Division of Periodontology, College of Dentistry, The Ohio State University, Columbus, Ohio, United States of America.
PLoS One. 2011;6(6):e20956. doi: 10.1371/journal.pone.0020956. Epub 2011 Jun 29.
Pyrosequencing of 16S rRNA genes allows for in-depth characterization of complex microbial communities. Although it is known that primer selection can influence the profile of a community generated by sequencing, the extent and severity of this bias on deep-sequencing methodologies is not well elucidated. We tested the hypothesis that the hypervariable region targeted for sequencing and primer degeneracy play important roles in influencing the composition of 16S pyrotag communities. Subgingival plaque from deep sites of current smokers with chronic periodontitis was analyzed using Sanger sequencing and pyrosequencing using 4 primer pairs. Greater numbers of species were detected by pyrosequencing than by Sanger sequencing. Rare taxa constituted nearly 6% of each pyrotag community and less than 1% of the Sanger sequencing community. However, the different target regions selected for pyrosequencing did not demonstrate a significant difference in the number of rare and abundant taxa detected. The genera Prevotella, Fusobacterium, Streptococcus, Granulicatella, Bacteroides, Porphyromonas and Treponema were abundant when the V1-V3 region was targeted, while Streptococcus, Treponema, Prevotella, Eubacterium, Porphyromonas, Campylobacter and Enterococcus predominated in the community generated by V4-V6 primers, and the most numerous genera in the V7-V9 community were Veillonella, Streptococcus, Eubacterium, Enterococcus, Treponema, Catonella and Selenomonas. Targeting the V4-V6 region failed to detect the genus Fusobacterium, while the taxa Selenomonas, TM7 and Mycoplasma were not detected by the V7-V9 primer pairs. The communities generated by degenerate and non-degenerate primers did not demonstrate significant differences. Averaging the community fingerprints generated by V1-V3 and V7-V9 primers provided results similar to Sanger sequencing, while allowing a significantly greater depth of coverage than is possible with Sanger sequencing. It is therefore important to use primers targeted to these two regions of the 16S rRNA gene in all deep-sequencing efforts to obtain representational characterization of complex microbial communities.

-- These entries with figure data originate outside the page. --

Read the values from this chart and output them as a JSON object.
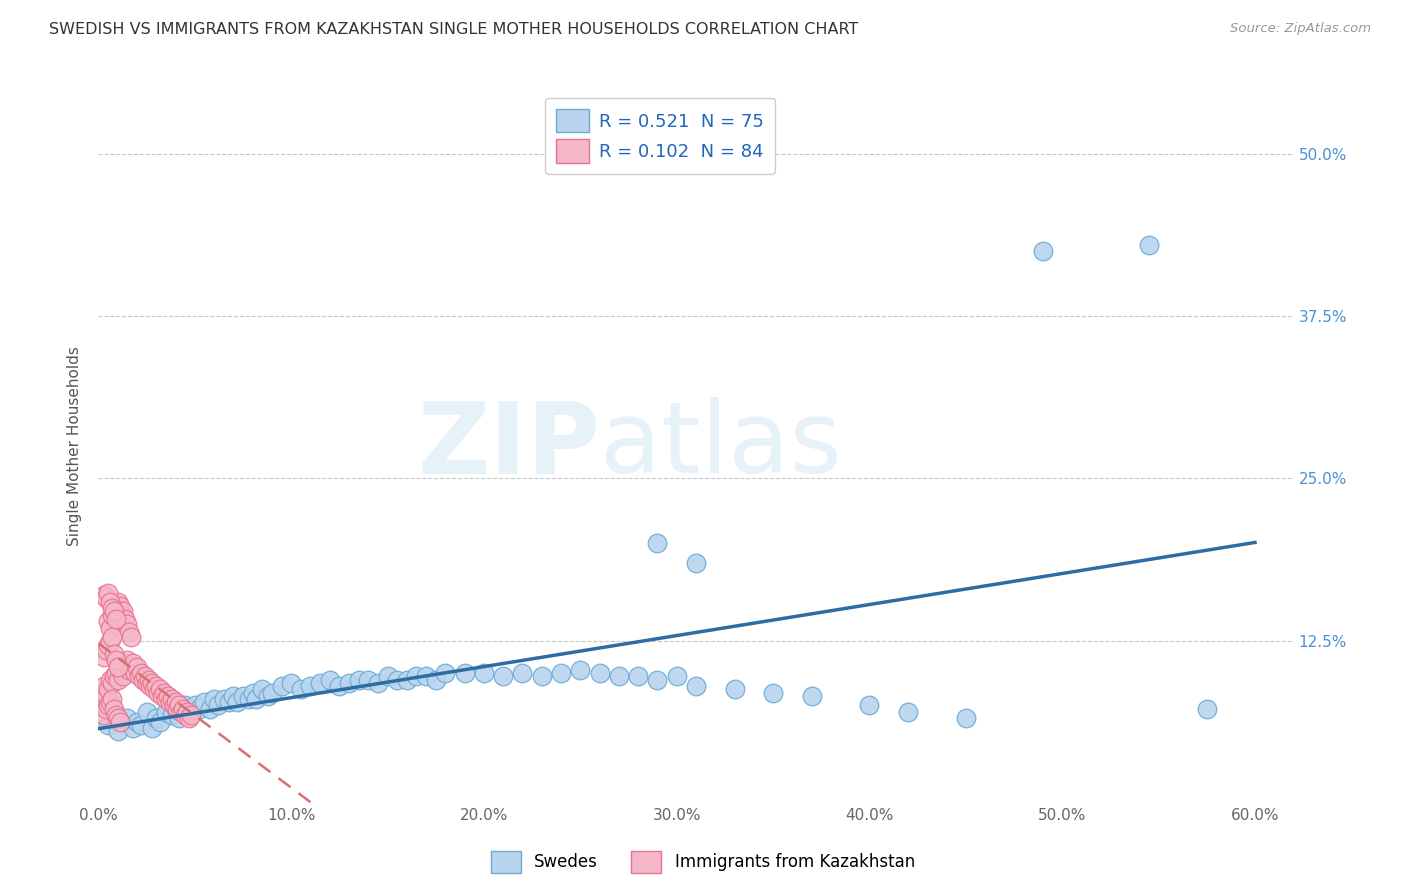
{
  "title": "SWEDISH VS IMMIGRANTS FROM KAZAKHSTAN SINGLE MOTHER HOUSEHOLDS CORRELATION CHART",
  "source": "Source: ZipAtlas.com",
  "ylabel": "Single Mother Households",
  "xlim": [
    0.0,
    0.62
  ],
  "ylim": [
    0.0,
    0.55
  ],
  "xtick_vals": [
    0.0,
    0.1,
    0.2,
    0.3,
    0.4,
    0.5,
    0.6
  ],
  "xtick_labels": [
    "0.0%",
    "10.0%",
    "20.0%",
    "30.0%",
    "40.0%",
    "50.0%",
    "60.0%"
  ],
  "ytick_vals": [
    0.125,
    0.25,
    0.375,
    0.5
  ],
  "ytick_labels": [
    "12.5%",
    "25.0%",
    "37.5%",
    "50.0%"
  ],
  "legend_R_blue": "R = 0.521",
  "legend_N_blue": "N = 75",
  "legend_R_pink": "R = 0.102",
  "legend_N_pink": "N = 84",
  "legend_label_blue": "Swedes",
  "legend_label_pink": "Immigrants from Kazakhstan",
  "blue_scatter_x": [
    0.005,
    0.01,
    0.015,
    0.018,
    0.02,
    0.022,
    0.025,
    0.028,
    0.03,
    0.032,
    0.035,
    0.038,
    0.04,
    0.042,
    0.045,
    0.048,
    0.05,
    0.052,
    0.055,
    0.058,
    0.06,
    0.062,
    0.065,
    0.068,
    0.07,
    0.072,
    0.075,
    0.078,
    0.08,
    0.082,
    0.085,
    0.088,
    0.09,
    0.095,
    0.1,
    0.105,
    0.11,
    0.115,
    0.12,
    0.125,
    0.13,
    0.135,
    0.14,
    0.145,
    0.15,
    0.155,
    0.16,
    0.165,
    0.17,
    0.175,
    0.18,
    0.19,
    0.2,
    0.21,
    0.22,
    0.23,
    0.24,
    0.25,
    0.26,
    0.27,
    0.28,
    0.29,
    0.3,
    0.31,
    0.33,
    0.35,
    0.37,
    0.4,
    0.42,
    0.45,
    0.29,
    0.31,
    0.49,
    0.545,
    0.575
  ],
  "blue_scatter_y": [
    0.06,
    0.055,
    0.065,
    0.058,
    0.062,
    0.06,
    0.07,
    0.058,
    0.065,
    0.062,
    0.07,
    0.068,
    0.072,
    0.065,
    0.075,
    0.07,
    0.075,
    0.072,
    0.078,
    0.072,
    0.08,
    0.075,
    0.08,
    0.078,
    0.082,
    0.078,
    0.082,
    0.08,
    0.085,
    0.08,
    0.088,
    0.082,
    0.085,
    0.09,
    0.092,
    0.088,
    0.09,
    0.092,
    0.095,
    0.09,
    0.092,
    0.095,
    0.095,
    0.092,
    0.098,
    0.095,
    0.095,
    0.098,
    0.098,
    0.095,
    0.1,
    0.1,
    0.1,
    0.098,
    0.1,
    0.098,
    0.1,
    0.102,
    0.1,
    0.098,
    0.098,
    0.095,
    0.098,
    0.09,
    0.088,
    0.085,
    0.082,
    0.075,
    0.07,
    0.065,
    0.2,
    0.185,
    0.425,
    0.43,
    0.072
  ],
  "pink_scatter_x": [
    0.002,
    0.003,
    0.004,
    0.005,
    0.006,
    0.007,
    0.008,
    0.009,
    0.01,
    0.011,
    0.012,
    0.013,
    0.014,
    0.015,
    0.016,
    0.017,
    0.018,
    0.019,
    0.02,
    0.021,
    0.022,
    0.023,
    0.024,
    0.025,
    0.026,
    0.027,
    0.028,
    0.029,
    0.03,
    0.031,
    0.032,
    0.033,
    0.034,
    0.035,
    0.036,
    0.037,
    0.038,
    0.039,
    0.04,
    0.041,
    0.042,
    0.043,
    0.044,
    0.045,
    0.046,
    0.047,
    0.048,
    0.005,
    0.006,
    0.007,
    0.008,
    0.009,
    0.01,
    0.011,
    0.012,
    0.013,
    0.014,
    0.015,
    0.016,
    0.017,
    0.003,
    0.004,
    0.005,
    0.006,
    0.007,
    0.008,
    0.009,
    0.003,
    0.004,
    0.005,
    0.006,
    0.007,
    0.008,
    0.009,
    0.01,
    0.003,
    0.004,
    0.005,
    0.006,
    0.007,
    0.008,
    0.009,
    0.01,
    0.011
  ],
  "pink_scatter_y": [
    0.085,
    0.09,
    0.082,
    0.088,
    0.095,
    0.092,
    0.098,
    0.1,
    0.095,
    0.102,
    0.105,
    0.098,
    0.108,
    0.11,
    0.102,
    0.105,
    0.108,
    0.1,
    0.105,
    0.098,
    0.1,
    0.095,
    0.098,
    0.092,
    0.095,
    0.09,
    0.092,
    0.088,
    0.09,
    0.085,
    0.088,
    0.082,
    0.085,
    0.08,
    0.082,
    0.078,
    0.08,
    0.075,
    0.078,
    0.072,
    0.075,
    0.07,
    0.072,
    0.068,
    0.07,
    0.065,
    0.068,
    0.14,
    0.135,
    0.145,
    0.15,
    0.148,
    0.155,
    0.152,
    0.145,
    0.148,
    0.142,
    0.138,
    0.132,
    0.128,
    0.16,
    0.158,
    0.162,
    0.155,
    0.15,
    0.148,
    0.142,
    0.112,
    0.118,
    0.122,
    0.125,
    0.128,
    0.115,
    0.11,
    0.105,
    0.068,
    0.072,
    0.075,
    0.078,
    0.08,
    0.072,
    0.068,
    0.065,
    0.062
  ],
  "blue_line_color": "#2e6da4",
  "pink_line_color": "#d87070",
  "blue_scatter_facecolor": "#b8d4ee",
  "blue_scatter_edgecolor": "#6aaad4",
  "pink_scatter_facecolor": "#f4b8c8",
  "pink_scatter_edgecolor": "#e87090",
  "watermark_ZIP": "ZIP",
  "watermark_atlas": "atlas",
  "background_color": "#ffffff",
  "grid_color": "#c8c8c8"
}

16S rRNA 基因焦磷酸测序可深入分析复杂微生物群落。尽管人们知道引物选择会影响测序产生的群落特征,但这种偏倚对高通量测序方法的程度和严重程度尚不清楚。我们检验了这样一个假设,即测序的靶向高变区和引物简并性在影响 16S pyrotag 群落组成方面起着重要作用。使用 Sanger 测序和 4 对引物的焦磷酸测序分析了慢性牙周炎深牙周袋的龈下菌斑。焦磷酸测序比 Sanger 测序检测到更多的物种。每个 pyrotag 群落的稀有分类单元约占 6%,而 Sanger 测序群落不到 1%。然而,用于焦磷酸测序的不同靶区在检测到的稀有和丰富分类单元数量上没有显著差异。当靶向 V1-V3 区时,普雷沃氏菌属、梭杆菌属、链球菌属、颗粒链菌属、拟杆菌属、卟啉单胞菌属和密螺旋体属等属是丰富的,而当靶向 V4-V6 引物时,链球菌属、密螺旋体属、普雷沃氏菌属、真杆菌属、卟啉单胞菌属、弯曲菌属和肠球菌属占主导地位,V7-V9 区数量最多的属是韦荣球菌属、链球菌属、真杆菌属、肠球菌属、密螺旋体属、卡他莫拉菌属和唾液乳杆菌属。靶向 V4-V6 区未能检测到梭杆菌属,而 Selenomonas、TM7 和支原体属则不能被 V7-V9 引物对检测到。简并和非简并引物产生的群落没有显著差异。对 V1-V3 和 V7-V9 引物生成的群落指纹图谱进行平均处理,结果与 Sanger 测序相似,但比 Sanger 测序具有更大的覆盖深度。因此,在所有高通量测序工作中,使用靶向 16S rRNA 基因这两个区域的引物对于获得复杂微生物群落的代表性特征非常重要。